Une pratique actuellement répandue dans les organisations fait en sorte que les appareils mobiles, et particulièrement les tablettes, sont utilisés sans que l’on tienne compte des notions fondamentales de sécurité. L’attrait de la nouveauté et l’empressement à se doter d’une technologie de pointe de façon à accroître son efficacité ou à se donner un avantage concurrentiel incite les entreprises à utiliser ces dispositifs sans avoir évaluer au préalable les risques et les conséquences possibles.
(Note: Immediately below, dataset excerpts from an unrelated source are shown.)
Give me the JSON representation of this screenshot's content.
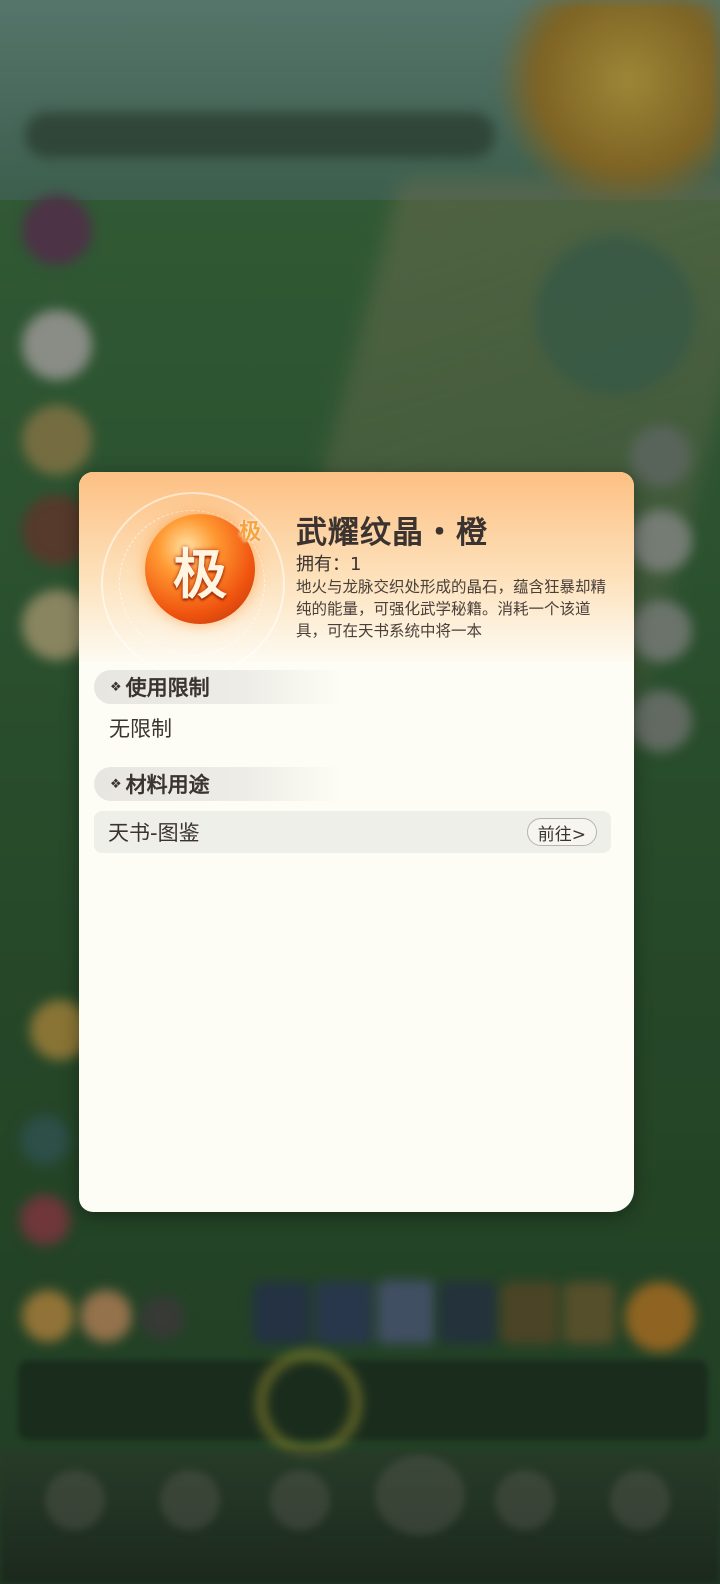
{
  "item": {
    "grade_char": "极",
    "grade_badge": "极",
    "name": "武耀纹晶・橙",
    "own_label": "拥有：",
    "own_count": "1",
    "description": "地火与龙脉交织处形成的晶石，蕴含狂暴却精纯的能量，可强化武学秘籍。消耗一个该道具，可在天书系统中将一本"
  },
  "sections": {
    "restriction": {
      "title": "使用限制",
      "body": "无限制"
    },
    "usage": {
      "title": "材料用途",
      "rows": [
        {
          "label": "天书-图鉴",
          "button": "前往>"
        }
      ]
    }
  },
  "icons": {
    "section_marker": "❖"
  },
  "colors": {
    "accent": "#fdc083",
    "orb": "#f0540f",
    "badge": "#f7a440"
  }
}
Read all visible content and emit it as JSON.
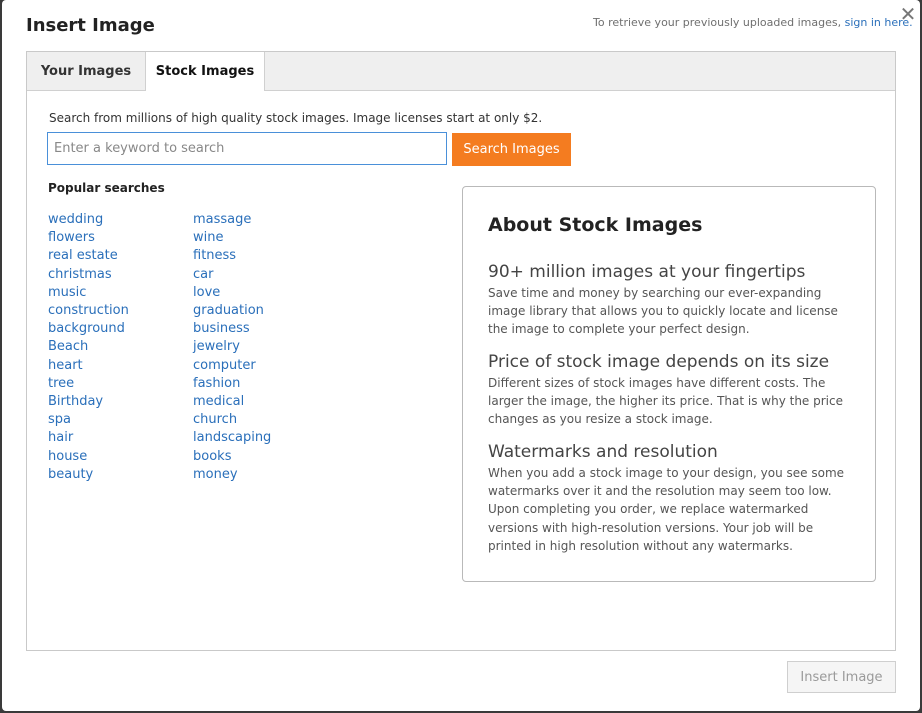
{
  "dialog": {
    "title": "Insert Image",
    "signin_prefix": "To retrieve your previously uploaded images,",
    "signin_link": "sign in here.",
    "close_glyph": "✕"
  },
  "tabs": [
    {
      "label": "Your Images",
      "active": false
    },
    {
      "label": "Stock Images",
      "active": true
    }
  ],
  "search": {
    "intro": "Search from millions of high quality stock images. Image licenses start at only $2.",
    "placeholder": "Enter a keyword to search",
    "value": "",
    "button_label": "Search Images"
  },
  "popular": {
    "heading": "Popular searches",
    "col1": [
      "wedding",
      "flowers",
      "real estate",
      "christmas",
      "music",
      "construction",
      "background",
      "Beach",
      "heart",
      "tree",
      "Birthday",
      "spa",
      "hair",
      "house",
      "beauty"
    ],
    "col2": [
      "massage",
      "wine",
      "fitness",
      "car",
      "love",
      "graduation",
      "business",
      "jewelry",
      "computer",
      "fashion",
      "medical",
      "church",
      "landscaping",
      "books",
      "money"
    ]
  },
  "about": {
    "title": "About Stock Images",
    "sections": [
      {
        "heading": "90+ million images at your fingertips",
        "body": "Save time and money by searching our ever-expanding image library that allows you to quickly locate and license the image to complete your perfect design."
      },
      {
        "heading": "Price of stock image depends on its size",
        "body": "Different sizes of stock images have different costs. The larger the image, the higher its price. That is why the price changes as you resize a stock image."
      },
      {
        "heading": "Watermarks and resolution",
        "body": "When you add a stock image to your design, you see some watermarks over it and the resolution may seem too low. Upon completing you order, we replace watermarked versions with high-resolution versions. Your job will be printed in high resolution without any watermarks."
      }
    ]
  },
  "footer": {
    "insert_label": "Insert Image",
    "insert_enabled": false
  },
  "colors": {
    "accent": "#f47c20",
    "link": "#2a6fba"
  }
}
Les employés se servent à des fins personnelles des appareils mobiles fournis par leur employeur. Pareillement, ceux qui acquièrent un appareil mobile pour leurs besoins personnels souhaitent ultérieurement le brancher dans le réseau d’entreprise. Ce phénomène a été constaté depuis quelques années déjà avec les téléphones intelligents, mais s’accentue à l’heure où les tablettes sont massivement commercialisées par un nombre croissant de fournisseurs.

Tout récemment encore, on apprenait qu’à l’échelle mondiale, les ventes de tablettes ont quadruplé au deuxième trimestre de 2011 par rapport à la période correspondante l’an dernier. Au début de l’année, un rapport de la firme Infinite Research prévoyait qu’il se vendrait quelque 147,2 millions de ces appareils en 2015, comparativement à 16,1 millions en 2010. Selon Gartner, les tablettes seront utilisées dans 80 % des entreprises dès 2013.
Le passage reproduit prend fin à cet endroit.